Envy prevents us from offering God thanksgiving for the gift of interdependence. By coveting what others have, we often overlook the gifts in our own lives that God desires for us to share. As humans, we are each created in the divine image, which means we were created for a communion of love with others, and we have God as our final end. On entering the world, we are not equipped with everything we need to develop physically and spiritually, and thus, we were created for interdependence. As the Catechism says, “The ‘talents’ are not distributed equally” (CCC 1936). Thus, our differences require us to receive what we need from others and to practice generosity in sharing with those in need. The Catechism states that man can combat envy “through good-will, humility, and abandonment to the providence of God” (CCC 2554). Envy not only cuts us off from the interdependence with others for which we were created, but also prevents us from recognizing God’s constant work of love in our lives. The tenth commandment, in forbidding envy to lay root in our hearts, pushes us to trust in God’s love for us, which is lived fully in the beatitude of poverty of spirit.
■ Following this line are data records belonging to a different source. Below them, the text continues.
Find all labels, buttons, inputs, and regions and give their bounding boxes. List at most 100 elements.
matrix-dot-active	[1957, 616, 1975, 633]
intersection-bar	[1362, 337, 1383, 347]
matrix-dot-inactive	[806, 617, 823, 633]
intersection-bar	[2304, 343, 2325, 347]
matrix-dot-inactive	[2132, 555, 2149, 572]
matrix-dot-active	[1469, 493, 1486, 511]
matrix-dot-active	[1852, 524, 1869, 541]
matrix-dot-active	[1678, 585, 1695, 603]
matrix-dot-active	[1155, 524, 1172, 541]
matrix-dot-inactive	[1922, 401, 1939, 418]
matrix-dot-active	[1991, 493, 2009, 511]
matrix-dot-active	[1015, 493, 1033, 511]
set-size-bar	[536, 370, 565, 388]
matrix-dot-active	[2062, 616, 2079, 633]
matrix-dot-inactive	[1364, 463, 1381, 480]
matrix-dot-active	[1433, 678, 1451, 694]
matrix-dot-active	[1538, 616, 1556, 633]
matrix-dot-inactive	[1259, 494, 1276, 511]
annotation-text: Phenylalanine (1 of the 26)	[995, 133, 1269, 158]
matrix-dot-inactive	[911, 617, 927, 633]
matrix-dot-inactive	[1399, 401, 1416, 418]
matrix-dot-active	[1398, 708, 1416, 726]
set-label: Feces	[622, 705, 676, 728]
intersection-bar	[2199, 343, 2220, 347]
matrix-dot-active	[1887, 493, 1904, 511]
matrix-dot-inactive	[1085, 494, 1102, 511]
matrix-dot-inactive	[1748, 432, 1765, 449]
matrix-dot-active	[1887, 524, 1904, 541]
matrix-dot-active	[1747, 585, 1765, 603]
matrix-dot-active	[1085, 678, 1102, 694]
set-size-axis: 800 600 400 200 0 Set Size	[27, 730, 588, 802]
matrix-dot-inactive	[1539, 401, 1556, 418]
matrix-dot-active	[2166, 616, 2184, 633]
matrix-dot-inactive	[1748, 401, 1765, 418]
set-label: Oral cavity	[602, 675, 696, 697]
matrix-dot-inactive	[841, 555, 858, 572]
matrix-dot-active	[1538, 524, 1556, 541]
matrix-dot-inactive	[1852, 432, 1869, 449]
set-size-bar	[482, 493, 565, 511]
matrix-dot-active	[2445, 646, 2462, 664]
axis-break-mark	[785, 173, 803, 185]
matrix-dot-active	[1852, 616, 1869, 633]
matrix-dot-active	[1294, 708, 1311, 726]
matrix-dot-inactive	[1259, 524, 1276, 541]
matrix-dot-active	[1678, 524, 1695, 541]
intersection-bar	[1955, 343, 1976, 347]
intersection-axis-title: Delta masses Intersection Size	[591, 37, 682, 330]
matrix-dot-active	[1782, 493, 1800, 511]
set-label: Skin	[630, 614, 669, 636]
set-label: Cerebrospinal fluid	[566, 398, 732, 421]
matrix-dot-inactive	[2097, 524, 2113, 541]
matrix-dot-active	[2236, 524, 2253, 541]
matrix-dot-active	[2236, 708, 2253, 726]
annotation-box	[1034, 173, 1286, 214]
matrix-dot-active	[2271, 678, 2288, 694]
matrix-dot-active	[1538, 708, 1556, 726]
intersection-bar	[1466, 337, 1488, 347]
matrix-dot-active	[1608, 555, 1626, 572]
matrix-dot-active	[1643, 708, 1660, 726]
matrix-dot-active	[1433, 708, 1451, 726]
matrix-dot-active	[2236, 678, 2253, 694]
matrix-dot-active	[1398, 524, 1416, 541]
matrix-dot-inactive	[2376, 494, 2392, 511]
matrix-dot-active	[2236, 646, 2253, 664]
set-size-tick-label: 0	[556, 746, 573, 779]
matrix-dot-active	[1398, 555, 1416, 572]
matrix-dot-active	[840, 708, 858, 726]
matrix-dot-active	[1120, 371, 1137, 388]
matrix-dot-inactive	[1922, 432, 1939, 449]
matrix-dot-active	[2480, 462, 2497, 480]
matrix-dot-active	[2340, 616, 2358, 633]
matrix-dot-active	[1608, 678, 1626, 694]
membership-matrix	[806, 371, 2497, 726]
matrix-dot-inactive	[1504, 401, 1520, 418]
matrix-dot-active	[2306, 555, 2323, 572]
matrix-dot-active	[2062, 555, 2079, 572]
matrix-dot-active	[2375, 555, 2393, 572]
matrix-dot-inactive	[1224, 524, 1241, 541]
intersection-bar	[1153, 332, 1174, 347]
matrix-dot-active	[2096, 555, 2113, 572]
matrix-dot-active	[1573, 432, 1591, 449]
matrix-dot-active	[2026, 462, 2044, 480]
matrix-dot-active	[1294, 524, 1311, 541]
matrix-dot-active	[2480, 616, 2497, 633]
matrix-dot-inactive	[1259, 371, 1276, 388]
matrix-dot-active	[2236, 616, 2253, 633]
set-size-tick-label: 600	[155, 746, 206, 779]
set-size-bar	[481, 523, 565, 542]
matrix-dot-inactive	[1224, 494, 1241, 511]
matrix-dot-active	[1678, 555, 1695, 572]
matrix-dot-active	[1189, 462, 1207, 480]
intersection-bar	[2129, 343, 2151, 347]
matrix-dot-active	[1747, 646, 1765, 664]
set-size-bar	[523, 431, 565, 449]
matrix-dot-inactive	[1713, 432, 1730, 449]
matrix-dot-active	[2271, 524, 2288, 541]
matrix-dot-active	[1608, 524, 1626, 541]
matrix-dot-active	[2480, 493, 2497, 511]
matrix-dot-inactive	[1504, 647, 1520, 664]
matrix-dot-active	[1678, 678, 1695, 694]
The command not to covet what is not ours points to an interior law of our hearts that goes deeper than proscribed rules of conduct. The final commandment sheds light on the Decalogue as a whole, calling us to grasp how the disposition of our hearts can lead us towards or away from other sins. When our hearts are right before God, our desires will be rightly ordered, which frees us to put God first and leads us to act charitably towards our neighbors, thus fulfilling the entire Decalogue. Walking with God entails growth in holiness and progress towards perfection, which is found in “seeking and loving what is true and good,” which is God Himself (CCC 1704). God, in His love for us, wills that we be transformed not only outwardly in our good actions, but also in our interior desires. As the Catechismsays, “Moral perfection consists in man’s being moved to the good not by his will alone, but also by his sensitive appetite” (CCC 1770). In banishing our covetous desires, we become open to the fullness of life that comes with wholeheartedly following God through the Decalogue.

The tenth commandment, in forbidding us to covet our neighbor’s goods, invites us to reject all envy from our hearts and replace it with humble trust in God’s providence. Coming to know and love God is eternal life, and our ultimate beatitude. This beatitude “invites us to purify our hearts…and to seek the love of God above all else. It teaches us that true happiness is not found in riches or well-being…or in any human achievement…or indeed in any creature, but in God alone, the source of every good and of all love” (CCC 1723). Directed at purifying our desires, the tenth commandment, along with the ninth which also concerns the intentions of our hearts, “summarizes all the precepts of the Law” (CCC 2534). When we fully live out the final commandment, instead of coveting what others have, hoping that their goods will bring us the happiness we seek, we will take on an attitude of trust towards God who we know “works for the good of those who love him, who have been called according to his purpose” (Rom 8:28).